The paradigm voices are not quite chatbots. They are authored — structured arguments scored in advance, drawn from primary sources, written so that each one reacts in character to whatever blend of axes you have built. When the mixer changes, each voice re-evaluates and writes a new short response. They do not agree. They do not pretend to. Loos will tell you that ornament is wrong. Hadid will tell you that the rectangle was always a compromise. Alexander will quietly note that the corner has no quality. The seven of them, together, are not a panel. They are a chamber.

Above and around the seven, ten external critics read the result — voices borrowed from ekphrasis and provoc, four-part response per critic: reaction, principle, citation, what is lost. The last part is the one that matters. Every position costs something. Naming the cost is part of taking the position seriously.

The Mac version generates these responses live against a local language model (Ollama, llama3.1:8b) so each session is its own. The web demo plays back a fixed library of pre-authored responses for three sample briefs — The House, The Amphitheater, The Branch Library — so you can hear what the instrument sounds like without running it.

Alberti exists in two forms — the same instrument, scaled to two different commitments.

The web demo runs in your browser. No install, no account. You can pick one of the three sample briefs, see how all seven paradigms respond, blend them in the mixer, watch the building change. The responses are pre-written. The interaction is real. It is enough to understand what the instrument does and why it matters.

▶  launch web demo

The Mac version is the full instrument. Custom briefs — type your own program, your own site, your own constraints. Live LLM responses against a local model on your machine; the paradigm voices write fresh prose for whatever you give them. The full mixer with all seven axes editable. The full viewport with massing, render, and plan all running.

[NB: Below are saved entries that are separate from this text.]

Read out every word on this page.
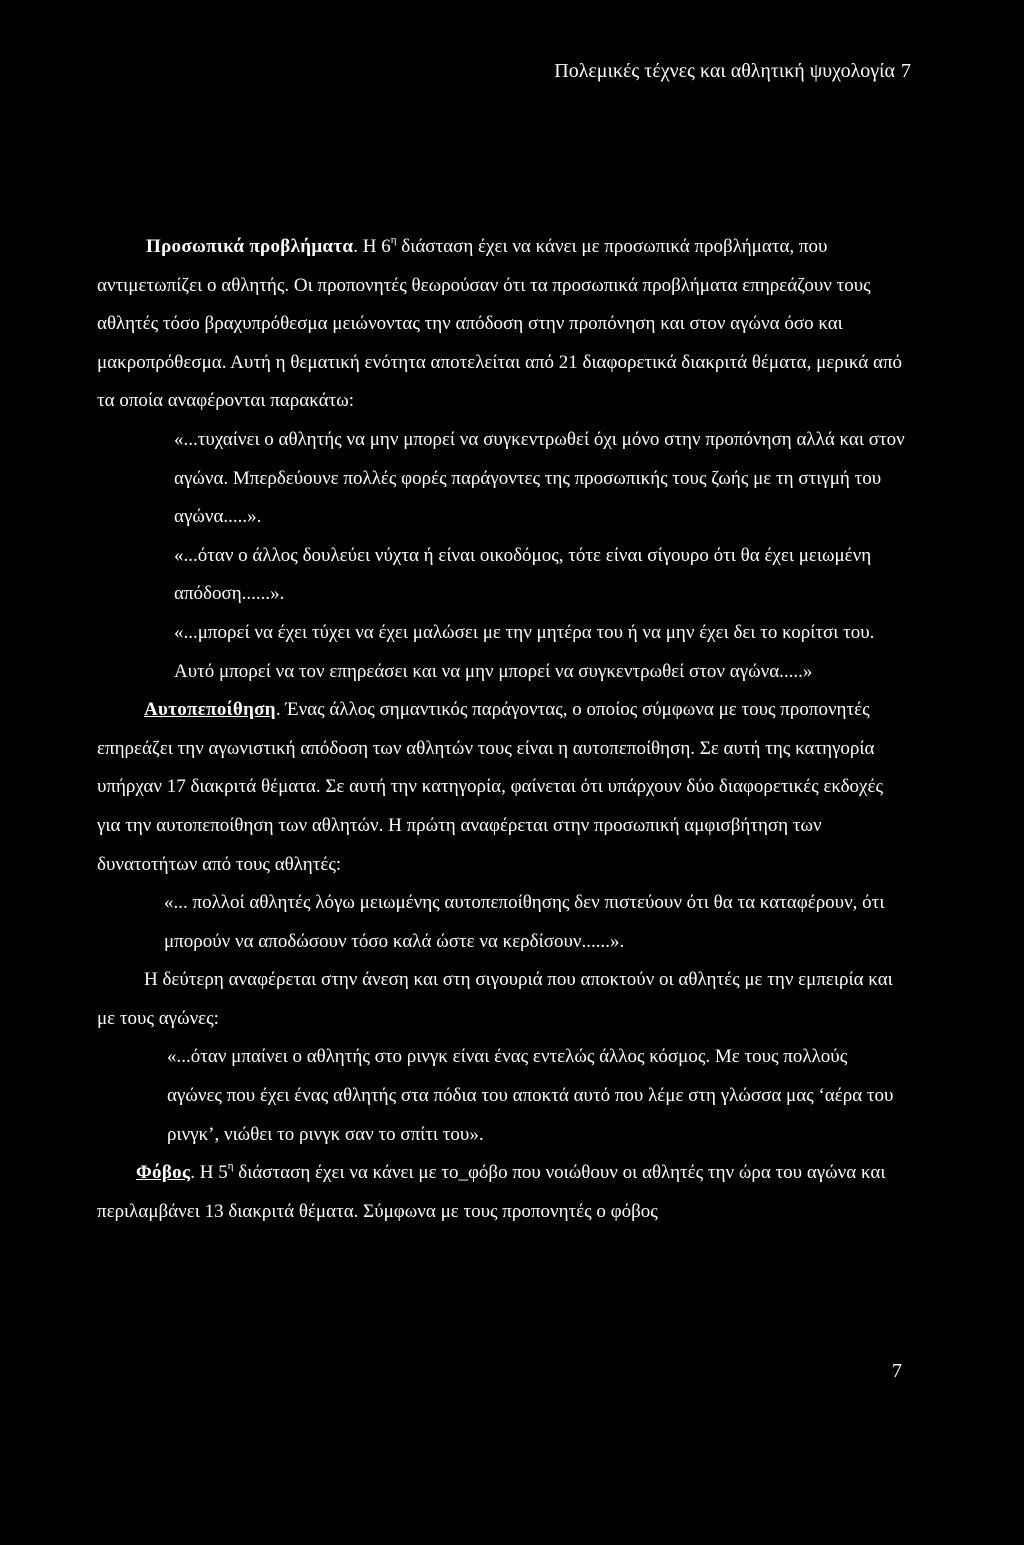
Πολεμικές τέχνες και αθλητική ψυχολογία 7

Προσωπικά προβλήματα. Η $6^\eta$ διάσταση έχει να κάνει με προσωπικά προβλήματα, που αντιμετωπίζει ο αθλητής. Οι προπονητές θεωρούσαν ότι τα προσωπικά προβλήματα επηρεάζουν τους αθλητές τόσο βραχυπρόθεσμα μειώνοντας την απόδοση στην προπόνηση και στον αγώνα όσο και μακροπρόθεσμα. Αυτή η θεματική ενότητα αποτελείται από 21 διαφορετικά διακριτά θέματα, μερικά από τα οποία αναφέρονται παρακάτω:

«...τυχαίνει ο αθλητής να μην μπορεί να συγκεντρωθεί όχι μόνο στην προπόνηση αλλά και στον αγώνα. Μπερδεύουνε πολλές φορές παράγοντες της προσωπικής τους ζωής με τη στιγμή του αγώνα.....».

«...όταν ο άλλος δουλεύει νύχτα ή είναι οικοδόμος, τότε είναι σίγουρο ότι θα έχει μειωμένη απόδοση......».

«...μπορεί να έχει τύχει να έχει μαλώσει με την μητέρα του ή να μην έχει δει το κορίτσι του. Αυτό μπορεί να τον επηρεάσει και να μην μπορεί να συγκεντρωθεί στον αγώνα.....»

Αυτοπεποίθηση. Ένας άλλος σημαντικός παράγοντας, ο οποίος σύμφωνα με τους προπονητές επηρεάζει την αγωνιστική απόδοση των αθλητών τους είναι η αυτοπεποίθηση. Σε αυτή της κατηγορία υπήρχαν 17 διακριτά θέματα. Σε αυτή την κατηγορία, φαίνεται ότι υπάρχουν δύο διαφορετικές εκδοχές για την αυτοπεποίθηση των αθλητών. Η πρώτη αναφέρεται στην προσωπική αμφισβήτηση των δυνατοτήτων από τους αθλητές:

«... πολλοί αθλητές λόγω μειωμένης αυτοπεποίθησης δεν πιστεύουν ότι θα τα καταφέρουν, ότι μπορούν να αποδώσουν τόσο καλά ώστε να κερδίσουν......».

Η δεύτερη αναφέρεται στην άνεση και στη σιγουριά που αποκτούν οι αθλητές με την εμπειρία και με τους αγώνες:

«...όταν μπαίνει ο αθλητής στο ρινγκ είναι ένας εντελώς άλλος κόσμος. Με τους πολλούς αγώνες που έχει ένας αθλητής στα πόδια του αποκτά αυτό που λέμε στη γλώσσα μας ‘αέρα του ρινγκ’, νιώθει το ρινγκ σαν το σπίτι του».

Φόβος. Η $5^\eta$ διάσταση έχει να κάνει με το_φόβο που νοιώθουν οι αθλητές την ώρα του αγώνα και περιλαμβάνει 13 διακριτά θέματα. Σύμφωνα με τους προπονητές ο φόβος

7
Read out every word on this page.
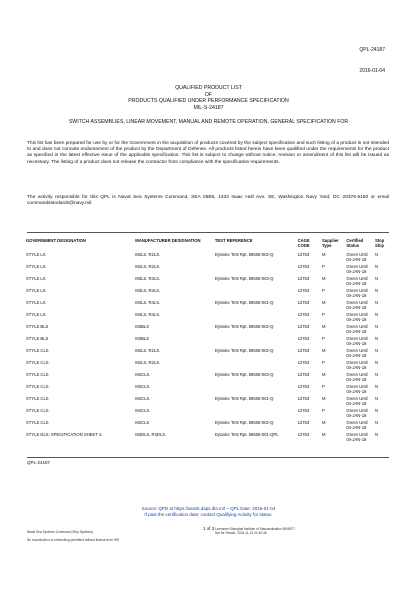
QPL-24187
2016-01-04
QUALIFIED PRODUCT LIST
OF
PRODUCTS QUALIFIED UNDER PERFORMANCE SPECIFICATION
MIL-S-24187
SWITCH ASSEMBLIES, LINEAR MOVEMENT, MANUAL AND REMOTE OPERATION, GENERAL SPECIFICATION FOR
This list has been prepared for use by or for the Government in the acquisition of products covered by the subject specification and such listing of a product is not intended to and does not connote endorsement of the product by the Department of Defense. All products listed herein have been qualified under the requirements for the product as specified in the latest effective issue of the applicable specification. This list is subject to change without notice; revision or amendment of this list will be issued as necessary. The listing of a product does not release the contractor from compliance with the specification requirements.
The activity responsible for this QPL is Naval Sea Systems Command, SEA 05B5, 1333 Isaac Hull Ave. SE, Washington Navy Yard, DC 20376-5160 or email commandstandards@navy.mil.
GOVERNMENT DESIGNATION	MANUFACTURER DESIGNATION	TEST REFERENCE	CAGE CODE	Supplier Type	Certified Status	Stop Ship
STYLE LS	M2LS, R2LS.	Dynalec Test Rpt. 66505-002-Q	12763	M	Green Until 04-JAN-18	N
STYLE LS	M2LS, R2LS.		12763	P	Green Until 04-JAN-18	N
STYLE LS	M3LS, R3LS.	Dynalec Test Rpt. 66505-003-Q	12763	M	Green Until 04-JAN-18	N
STYLE LS	M3LS, R3LS.		12763	P	Green Until 04-JAN-18	N
STYLE LS	M4LS, R4LS.	Dynalec Test Rpt. 66505-001-Q	12763	M	Green Until 04-JAN-18	N
STYLE LS	M4LS, R4LS.		12763	P	Green Until 04-JAN-18	N
STYLE BLS	M3BLS	Dynalec Test Rpt. 66505-002-Q	12763	M	Green Until 04-JAN-18	N
STYLE BLS	M3BLS		12763	P	Green Until 04-JAN-18	N
STYLE CLS	M2LS, R2LS.	Dynalec Test Rpt. 66505-002-Q	12763	M	Green Until 04-JAN-18	N
STYLE CLS	M2LS, R2LS.		12763	P	Green Until 04-JAN-18	N
STYLE CLS	M3CLS.	Dynalec Test Rpt. 66505-003-Q	12763	M	Green Until 04-JAN-18	N
STYLE CLS	M3CLS.		12763	P	Green Until 04-JAN-18	N
STYLE CLS	M4CLS.	Dynalec Test Rpt. 66505-001-Q	12763	M	Green Until 04-JAN-18	N
STYLE CLS	M4CLS.		12763	P	Green Until 04-JAN-18	N
STYLE CLS	M2CLS	Dynalec Test Rpt. 66505-002-Q	12763	M	Green Until 04-JAN-18	N
STYLE DLS: SPECIFICATION SHEET 4.	M3DLS, R3DLS.	Dynalec Test Rpt. 66506-001-QPL	12763	M	Green Until 04-JAN-18	N
QPL-24187
Source: QPD at https://assist.daps.dla.mil -- QPL Date: 2016-01-04
If past the certification date; contact Qualifying Activity for status.
1 of 3
Naval Sea Systems Command (Ship Systems)
No reproduction or networking permitted without license from IHS
Licensee=Shanghai Institute of Standardization 5908977
Not for Resale, 2016-11-13 21:30:46
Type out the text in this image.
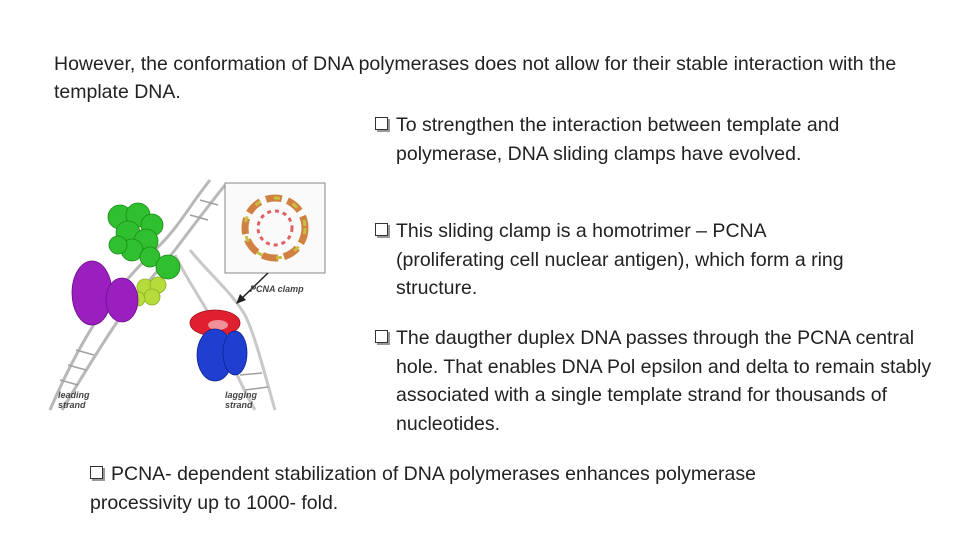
However, the conformation of DNA polymerases does not allow for their stable interaction with the template DNA.

To strengthen the interaction between template and polymerase, DNA sliding clamps have evolved.
This sliding clamp is a homotrimer – PCNA (proliferating cell nuclear antigen), which form a ring structure.
The daugther duplex DNA passes through the PCNA central hole. That enables DNA Pol epsilon and delta to remain stably associated with a single template strand for thousands of nucleotides.
PCNA- dependent stabilization of DNA polymerases enhances polymerase processivity up to 1000- fold.
PCNA clamp
leading
strand
lagging
strand
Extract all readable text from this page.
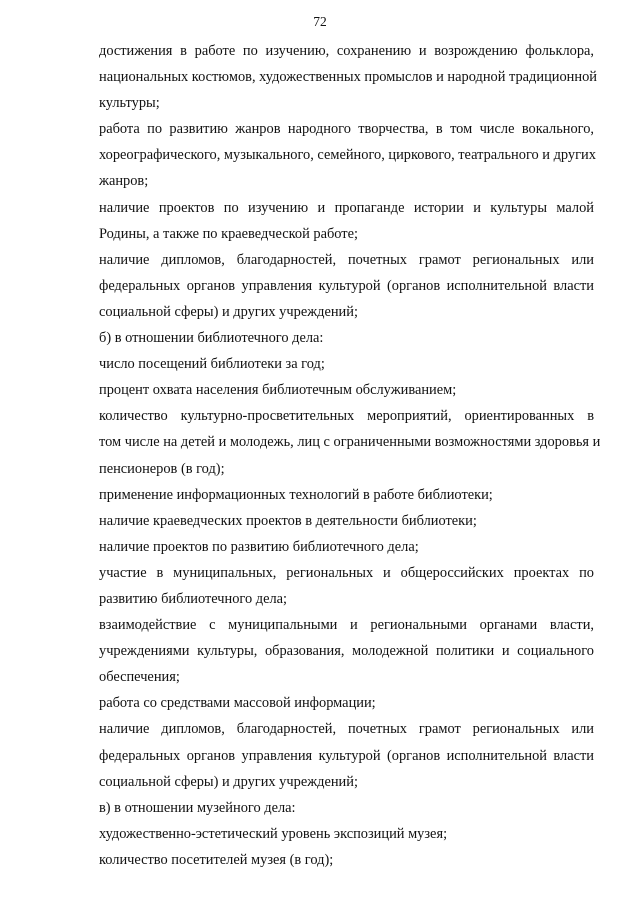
72

достижения в работе по изучению, сохранению и возрождению фольклора,
национальных костюмов, художественных промыслов и народной традиционной
культуры;

работа по развитию жанров народного творчества, в том числе вокального,
хореографического, музыкального, семейного, циркового, театрального и других
жанров;

наличие проектов по изучению и пропаганде истории и культуры малой
Родины, а также по краеведческой работе;

наличие дипломов, благодарностей, почетных грамот региональных или
федеральных органов управления культурой (органов исполнительной власти
социальной сферы) и других учреждений;

б) в отношении библиотечного дела:

число посещений библиотеки за год;

процент охвата населения библиотечным обслуживанием;

количество культурно-просветительных мероприятий, ориентированных в
том числе на детей и молодежь, лиц с ограниченными возможностями здоровья и
пенсионеров (в год);

применение информационных технологий в работе библиотеки;

наличие краеведческих проектов в деятельности библиотеки;

наличие проектов по развитию библиотечного дела;

участие в муниципальных, региональных и общероссийских проектах по
развитию библиотечного дела;

взаимодействие с муниципальными и региональными органами власти,
учреждениями культуры, образования, молодежной политики и социального
обеспечения;

работа со средствами массовой информации;

наличие дипломов, благодарностей, почетных грамот региональных или
федеральных органов управления культурой (органов исполнительной власти
социальной сферы) и других учреждений;

в) в отношении музейного дела:

художественно-эстетический уровень экспозиций музея;

количество посетителей музея (в год);
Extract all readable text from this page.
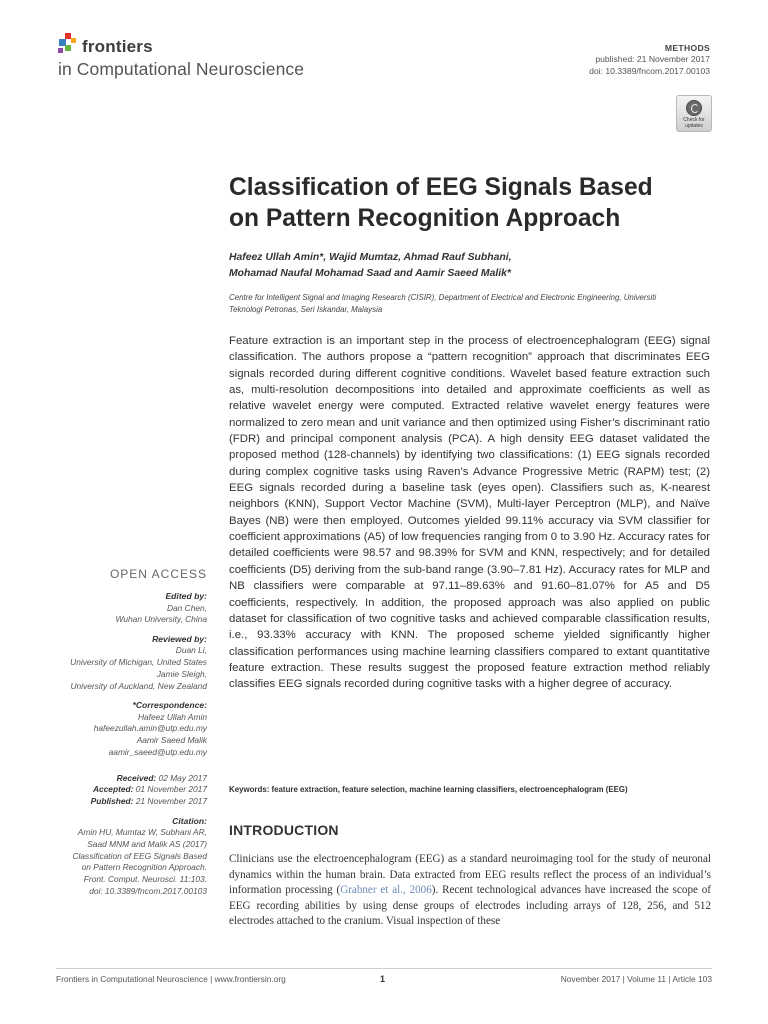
frontiers
in Computational Neuroscience
METHODS
published: 21 November 2017
doi: 10.3389/fncom.2017.00103
Check for
updates
Classification of EEG Signals Based
on Pattern Recognition Approach
Hafeez Ullah Amin*, Wajid Mumtaz, Ahmad Rauf Subhani,
Mohamad Naufal Mohamad Saad and Aamir Saeed Malik*
Centre for Intelligent Signal and Imaging Research (CISIR), Department of Electrical and Electronic Engineering, Universiti
Teknologi Petronas, Seri Iskandar, Malaysia

Feature extraction is an important step in the process of electroencephalogram (EEG) signal classification. The authors propose a “pattern recognition” approach that discriminates EEG signals recorded during different cognitive conditions. Wavelet based feature extraction such as, multi-resolution decompositions into detailed and approximate coefficients as well as relative wavelet energy were computed. Extracted relative wavelet energy features were normalized to zero mean and unit variance and then optimized using Fisher’s discriminant ratio (FDR) and principal component analysis (PCA). A high density EEG dataset validated the proposed method (128-channels) by identifying two classifications: (1) EEG signals recorded during complex cognitive tasks using Raven’s Advance Progressive Metric (RAPM) test; (2) EEG signals recorded during a baseline task (eyes open). Classifiers such as, K-nearest neighbors (KNN), Support Vector Machine (SVM), Multi-layer Perceptron (MLP), and Naïve Bayes (NB) were then employed. Outcomes yielded 99.11% accuracy via SVM classifier for coefficient approximations (A5) of low frequencies ranging from 0 to 3.90 Hz. Accuracy rates for detailed coefficients were 98.57 and 98.39% for SVM and KNN, respectively; and for detailed coefficients (D5) deriving from the sub-band range (3.90–7.81 Hz). Accuracy rates for MLP and NB classifiers were comparable at 97.11–89.63% and 91.60–81.07% for A5 and D5 coefficients, respectively. In addition, the proposed approach was also applied on public dataset for classification of two cognitive tasks and achieved comparable classification results, i.e., 93.33% accuracy with KNN. The proposed scheme yielded significantly higher classification performances using machine learning classifiers compared to extant quantitative feature extraction. These results suggest the proposed feature extraction method reliably classifies EEG signals recorded during cognitive tasks with a higher degree of accuracy.

Keywords: feature extraction, feature selection, machine learning classifiers, electroencephalogram (EEG)
INTRODUCTION

Clinicians use the electroencephalogram (EEG) as a standard neuroimaging tool for the study of neuronal dynamics within the human brain. Data extracted from EEG results reflect the process of an individual’s information processing (Grabner et al., 2006). Recent technological advances have increased the scope of EEG recording abilities by using dense groups of electrodes including arrays of 128, 256, and 512 electrodes attached to the cranium. Visual inspection of these

OPEN ACCESS
Edited by:
Dan Chen,
Wuhan University, China
Reviewed by:
Duan Li,
University of Michigan, United States
Jamie Sleigh,
University of Auckland, New Zealand
*Correspondence:
Hafeez Ullah Amin
hafeezullah.amin@utp.edu.my
Aamir Saeed Malik
aamir_saeed@utp.edu.my
Received: 02 May 2017
Accepted: 01 November 2017
Published: 21 November 2017
Citation:
Amin HU, Mumtaz W, Subhani AR,
Saad MNM and Malik AS (2017)
Classification of EEG Signals Based
on Pattern Recognition Approach.
Front. Comput. Neurosci. 11:103.
doi: 10.3389/fncom.2017.00103
Frontiers in Computational Neuroscience | www.frontiersin.org	1	November 2017 | Volume 11 | Article 103
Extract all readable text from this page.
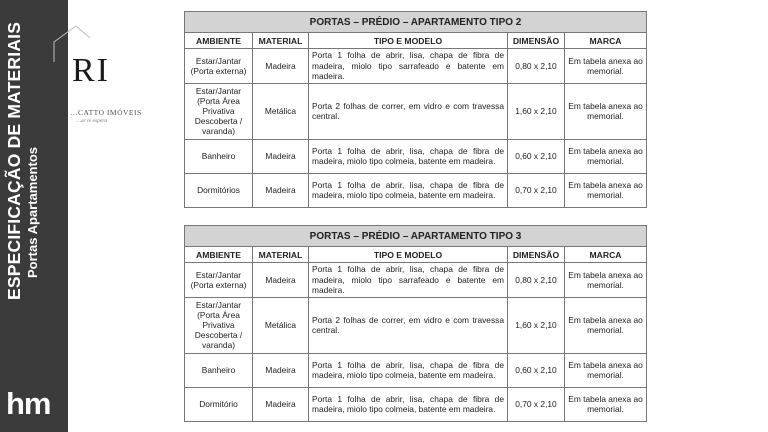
ESPECIFICAÇÃO DE MATERIAIS Portas Apartamentos
hm
RI
…CATTO IMÓVEIS
…ar te espera
PORTAS – PRÉDIO – APARTAMENTO TIPO 2				
AMBIENTE	MATERIAL	TIPO E MODELO	DIMENSÃO	MARCA
Estar/Jantar (Porta externa)	Madeira	Porta 1 folha de abrir, lisa, chapa de fibra de madeira, miolo tipo sarrafeado e batente em madeira.	0,80 x 2,10	Em tabela anexa ao memorial.
Estar/Jantar (Porta Área Privativa Descoberta / varanda)	Metálica	Porta 2 folhas de correr, em vidro e com travessa central.	1,60 x 2,10	Em tabela anexa ao memorial.
Banheiro	Madeira	Porta 1 folha de abrir, lisa, chapa de fibra de madeira, miolo tipo colmeia, batente em madeira.	0,60 x 2,10	Em tabela anexa ao memorial.
Dormitórios	Madeira	Porta 1 folha de abrir, lisa, chapa de fibra de madeira, miolo tipo colmeia, batente em madeira.	0,70 x 2,10	Em tabela anexa ao memorial.
PORTAS – PRÉDIO – APARTAMENTO TIPO 3				
AMBIENTE	MATERIAL	TIPO E MODELO	DIMENSÃO	MARCA
Estar/Jantar (Porta externa)	Madeira	Porta 1 folha de abrir, lisa, chapa de fibra de madeira, miolo tipo sarrafeado e batente em madeira.	0,80 x 2,10	Em tabela anexa ao memorial.
Estar/Jantar (Porta Área Privativa Descoberta / varanda)	Metálica	Porta 2 folhas de correr, em vidro e com travessa central.	1,60 x 2,10	Em tabela anexa ao memorial.
Banheiro	Madeira	Porta 1 folha de abrir, lisa, chapa de fibra de madeira, miolo tipo colmeia, batente em madeira.	0,60 x 2,10	Em tabela anexa ao memorial.
Dormitório	Madeira	Porta 1 folha de abrir, lisa, chapa de fibra de madeira, miolo tipo colmeia, batente em madeira.	0,70 x 2,10	Em tabela anexa ao memorial.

Seven visual themes (Editorial, Brutal, LaTeX, Concrete, Grimoire, YoRHa, Water) that change the chrome but not the content. Concordance and Help panels. Export Report. The whole quartet.

⭳  download for mac macOS 26.0+  ·  2.5 MB  ·  signed & notarized

The Mac version uses Ollama running llama3.1:8b locally. The model lives on your machine; nothing leaves it. If Ollama is not installed, the app still runs — the voices fall back to the same authored library the web demo uses. With Ollama running, the voices write live.

  • Not parametric CAD. There is no constraint solver and no fabrication output.
  • Not a style guide. The paradigms argue the why, not the look.
  • Not a building generator. It will not give you a finished design.
  • Not neutral. Every paradigm has a position; the instrument is built so the positions are legible, not so they cancel.
  • Not a chatbot. The seven voices are authored, not improvised.
  • Not for production drawings. It is for the moment before, when the position is being chosen.

Alberti is a chamber. The voices are seven, the brief is one, and the room you walk out with is a building that might be defensible — because every move it makes can be traced to a literature.

Aesthetic is argument.

Alberti is a renato.design instrument. Released as a teaching tool, not a service. The code is open for inspection. Anything you produce with it — export reports, screenshots, plans — is yours. No telemetry. No upload. Nothing leaves the machine.

The Mac version is signed with the renato.design Developer ID, notarized by Apple, and stapled. Both the .app and the .dmg pass Gatekeeper as “Notarized Developer ID.” On first launch you should see exactly one prompt — “Alberti is from Phillip Renato. Open?” — and then it runs.

The web demo runs entirely in your browser. There is no analytics script. There is no server. There is no LLM call — the demo plays back authored responses against the three sample briefs. Custom briefs and live responses live in the Mac version, where the model runs on your machine.